Verrastro (who plays in improvised psychedelia duo Kohoutek with Scott Allison) points out that the Internet has made information about -- and sound samples of -- fringe music more widely available. Although one can find plenty of information online, including sound samples, "you can't reproduce live music, the visceral experience of seeing something you'll never see again in the same environment, which is why it's important to give people an avenue to see these acts and be challenged."

The Web site http://www.warehousennextdoor.com/bands lists hundreds of bands that have played at Warehouse Next Door, many with . Some Pimentel recommendations for the next two weeks: Friday's show featuring 302 Acid ("a D.C.-based experimental drum'n'bass band that does dance music with all live orchestration") and the Sept. 20 show, headlined by Japanese no-wave band Nisennenmondai. ("Everyone's telling me that they're the band to see, and they're friends with a lot of local musicians they hosted when those bands went to Japan.")

Though Steve Feigenbaum notes that Warehouse Next Door is not wedded to experimental music -- "it's not their mission statement, and they obviously have a lot of other things," that's where the founder of Silver Spring-based Cuneiform Records first heard North Carolina speed rock trio Ahleuchatistas, "the most technically adept post-punk band you'll ever hear -- they've got chops growing on their chops," he says. The band will have a Cuneiform album out soon.
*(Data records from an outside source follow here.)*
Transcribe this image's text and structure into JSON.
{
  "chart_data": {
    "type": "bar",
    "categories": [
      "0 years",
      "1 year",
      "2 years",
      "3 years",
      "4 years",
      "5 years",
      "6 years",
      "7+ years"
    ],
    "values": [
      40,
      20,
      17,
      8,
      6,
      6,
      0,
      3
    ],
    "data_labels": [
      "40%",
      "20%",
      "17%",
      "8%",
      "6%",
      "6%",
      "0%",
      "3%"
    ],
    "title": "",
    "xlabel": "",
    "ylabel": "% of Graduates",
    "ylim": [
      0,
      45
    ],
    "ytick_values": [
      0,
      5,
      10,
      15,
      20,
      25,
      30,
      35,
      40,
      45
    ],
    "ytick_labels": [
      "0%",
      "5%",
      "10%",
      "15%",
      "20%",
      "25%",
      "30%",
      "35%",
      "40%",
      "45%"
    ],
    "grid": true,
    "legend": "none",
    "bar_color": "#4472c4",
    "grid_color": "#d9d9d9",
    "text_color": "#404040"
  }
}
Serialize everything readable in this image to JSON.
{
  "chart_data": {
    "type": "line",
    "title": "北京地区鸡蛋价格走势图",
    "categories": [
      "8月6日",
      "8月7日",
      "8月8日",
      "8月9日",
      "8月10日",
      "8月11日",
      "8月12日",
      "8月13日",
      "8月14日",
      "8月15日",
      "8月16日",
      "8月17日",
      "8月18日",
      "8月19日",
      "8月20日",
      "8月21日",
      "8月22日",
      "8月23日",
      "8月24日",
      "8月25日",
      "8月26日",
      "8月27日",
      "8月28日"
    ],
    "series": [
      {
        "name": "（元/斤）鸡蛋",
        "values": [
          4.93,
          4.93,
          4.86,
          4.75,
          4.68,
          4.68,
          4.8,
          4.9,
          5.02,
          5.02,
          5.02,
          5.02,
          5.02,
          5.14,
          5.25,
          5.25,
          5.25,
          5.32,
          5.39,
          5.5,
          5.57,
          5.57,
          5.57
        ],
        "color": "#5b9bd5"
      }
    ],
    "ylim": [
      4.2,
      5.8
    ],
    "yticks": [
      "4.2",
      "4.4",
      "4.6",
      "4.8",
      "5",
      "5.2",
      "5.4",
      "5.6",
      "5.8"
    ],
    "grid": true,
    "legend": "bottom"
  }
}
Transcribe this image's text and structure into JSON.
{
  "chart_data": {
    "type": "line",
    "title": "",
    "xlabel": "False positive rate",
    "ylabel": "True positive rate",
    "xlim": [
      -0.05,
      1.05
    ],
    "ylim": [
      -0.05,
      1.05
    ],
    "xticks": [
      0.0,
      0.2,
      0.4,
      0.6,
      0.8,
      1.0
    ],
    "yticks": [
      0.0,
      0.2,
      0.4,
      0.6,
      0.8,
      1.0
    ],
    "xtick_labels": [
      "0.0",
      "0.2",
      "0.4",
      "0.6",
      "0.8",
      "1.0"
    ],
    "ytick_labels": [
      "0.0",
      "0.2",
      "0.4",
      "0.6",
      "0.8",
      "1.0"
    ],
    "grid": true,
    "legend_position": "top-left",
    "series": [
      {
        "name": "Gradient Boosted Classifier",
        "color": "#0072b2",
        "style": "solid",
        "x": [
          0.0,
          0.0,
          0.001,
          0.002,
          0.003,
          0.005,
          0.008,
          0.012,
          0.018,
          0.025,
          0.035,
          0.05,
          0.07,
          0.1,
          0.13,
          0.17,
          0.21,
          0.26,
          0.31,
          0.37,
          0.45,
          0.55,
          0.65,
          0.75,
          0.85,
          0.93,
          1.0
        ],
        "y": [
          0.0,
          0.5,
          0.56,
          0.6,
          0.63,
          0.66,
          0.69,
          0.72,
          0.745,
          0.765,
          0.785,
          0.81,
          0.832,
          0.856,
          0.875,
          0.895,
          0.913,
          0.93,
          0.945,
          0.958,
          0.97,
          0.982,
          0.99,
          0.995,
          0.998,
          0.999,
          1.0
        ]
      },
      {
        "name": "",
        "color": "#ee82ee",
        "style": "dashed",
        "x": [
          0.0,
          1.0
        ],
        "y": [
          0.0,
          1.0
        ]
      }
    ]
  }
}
Feigenbaum has benefited from visits to other risk-taking venues as well. He signed the "jazz and beyond" Claudia Quintet after its second concert for Transparent Productions. "How good were they? It cost me 10 bucks to find out," Feigenbaum says. "Semi-Formal," the group's third Cuneiform album, will be released next week, bringing the label's output over 21 years to 215 albums.

Feigenbaum also caught Rhode Island's Alec K. Redfearn and the Eyesores at the Velvet Lounge last year and in January will release an album by the accordion-led nonet that features saxophone, violin, cello and French horn on music that melds avant-garde and primitive esthetics. "It's an acid-folk big band, the big band of Weird New America," Feigenbaum says, referring to a genre springing out of a 2004 Wire magazine cover story documenting the latest "movement" in weird/psychedelic folk music. Redfearn and the Eyesores play at DC9 on Oct. 22.

For 25 years, Feigenbaum has also run Wayside Music, a mail-order business that offers 5,500 titles ("and we're always adding to it") of what his Web site, http://www.waysidemusic.com , describes as "progressive rock, experimental rock, new jazz, off-beat, contemporary and other indefinable musics from across the globe." He remembers years ago seeing vanguard saxophonist Sam Rivers and Dave Holland at d.c. space with only 20 or so people; now, Feigenbaum suggests, a local venue would probably be packed for such a stellar pairing. "It's a DIY world, and if you really care about this music, you band together."